Le problème des missions lointaines
Aujourd'hui, les engins spatiaux — y compris les rovers martiens — s'appuient sur des processeurs conçus dans les années 1990, aux capacités proches d'une console de jeu d'époque. La raison est simple : dans l'espace, les rayonnements cosmiques peuvent corrompre ou détruire des puces ordinaires. Les composants doivent être "durcis" contre les radiations, ce qui implique des processus de fabrication spéciaux et limite drastiquement les performances.
Le signal symbolique envoyé depuis le banc de test en février 2026 — un e-mail intitulé « Hello Universe » — illustre à quel point cette puce représente une rupture. L'objectif initial du programme était un gain de 100 fois ; la réalité des tests dépasse donc les espérances. Selon NASA JPL officiel, cette architecture SoC modulaire intègre CPU, mémoire et interfaces réseau dans un seul boîtier, avec une gestion fine de la consommation d'énergie.

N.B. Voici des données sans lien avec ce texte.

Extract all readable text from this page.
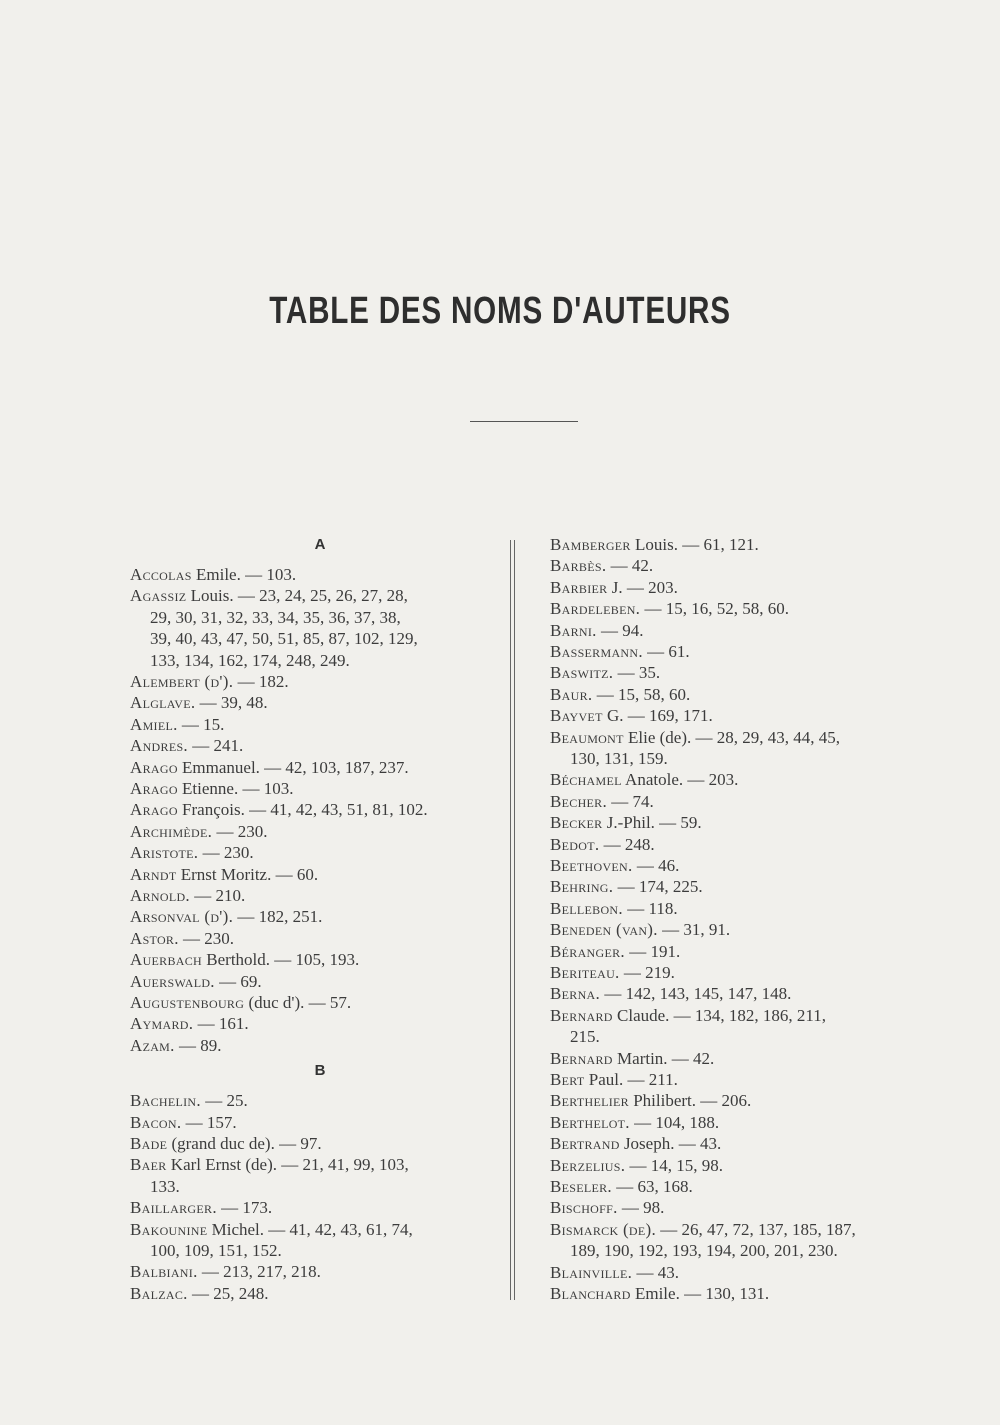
TABLE DES NOMS D'AUTEURS
A
Accolas Emile. — 103.
Agassiz Louis. — 23, 24, 25, 26, 27, 28,
29, 30, 31, 32, 33, 34, 35, 36, 37, 38,
39, 40, 43, 47, 50, 51, 85, 87, 102, 129,
133, 134, 162, 174, 248, 249.
Alembert (d'). — 182.
Alglave. — 39, 48.
Amiel. — 15.
Andres. — 241.
Arago Emmanuel. — 42, 103, 187, 237.
Arago Etienne. — 103.
Arago François. — 41, 42, 43, 51, 81, 102.
Archimède. — 230.
Aristote. — 230.
Arndt Ernst Moritz. — 60.
Arnold. — 210.
Arsonval (d'). — 182, 251.
Astor. — 230.
Auerbach Berthold. — 105, 193.
Auerswald. — 69.
Augustenbourg (duc d'). — 57.
Aymard. — 161.
Azam. — 89.
B
Bachelin. — 25.
Bacon. — 157.
Bade (grand duc de). — 97.
Baer Karl Ernst (de). — 21, 41, 99, 103,
133.
Baillarger. — 173.
Bakounine Michel. — 41, 42, 43, 61, 74,
100, 109, 151, 152.
Balbiani. — 213, 217, 218.
Balzac. — 25, 248.
Bamberger Louis. — 61, 121.
Barbès. — 42.
Barbier J. — 203.
Bardeleben. — 15, 16, 52, 58, 60.
Barni. — 94.
Bassermann. — 61.
Baswitz. — 35.
Baur. — 15, 58, 60.
Bayvet G. — 169, 171.
Beaumont Elie (de). — 28, 29, 43, 44, 45,
130, 131, 159.
Béchamel Anatole. — 203.
Becher. — 74.
Becker J.-Phil. — 59.
Bedot. — 248.
Beethoven. — 46.
Behring. — 174, 225.
Bellebon. — 118.
Beneden (van). — 31, 91.
Béranger. — 191.
Beriteau. — 219.
Berna. — 142, 143, 145, 147, 148.
Bernard Claude. — 134, 182, 186, 211,
215.
Bernard Martin. — 42.
Bert Paul. — 211.
Berthelier Philibert. — 206.
Berthelot. — 104, 188.
Bertrand Joseph. — 43.
Berzelius. — 14, 15, 98.
Beseler. — 63, 168.
Bischoff. — 98.
Bismarck (de). — 26, 47, 72, 137, 185, 187,
189, 190, 192, 193, 194, 200, 201, 230.
Blainville. — 43.
Blanchard Emile. — 130, 131.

Ce que ça change concrètement
Avec une telle puissance embarquée, un rover sur Mars pourrait analyser des échantillons de sol en temps réel, tracer des itinéraires complexes sans intervention humaine, ou gérer des systèmes de survie autonomes sur une future base lunaire. Le délai de communication entre la Terre et Mars pouvant dépasser vingt minutes dans chaque sens, l'autonomie de calcul n'est pas un luxe — c'est une nécessité.
La NASA prévoit d'intégrer l'HPSC dans les prochaines missions Artemis, dont le premier alunissage habité est ciblé pour début 2028. La certification JPL doit être bouclée d'ici fin 2026 pour tenir ce calendrier.
Et pour les applications terrestres ?
Microchip Technology envisage d'adapter cette puce pour l'aviation, l'automobile et la défense, où la fiabilité en environnement hostile est critique. Aucun calendrier de disponibilité commerciale ni partenaire de production n'a toutefois été annoncé pour l'instant.
Du côté européen, ni le CNES, ni Thales Alenia Space — pourtant constructeur du module Gateway HALO pour Artemis — ni Airbus Defence ne figurent parmi les partenaires du programme HPSC, selon la page produit Microchip PIC64-HPSC. L'accès aux premiers échantillons reste limité aux contractants américains de défense et d'aérospatiale. Pour l'industrie spatiale européenne, la dépendance vis-à-vis des semi-conducteurs américains reste une question ouverte.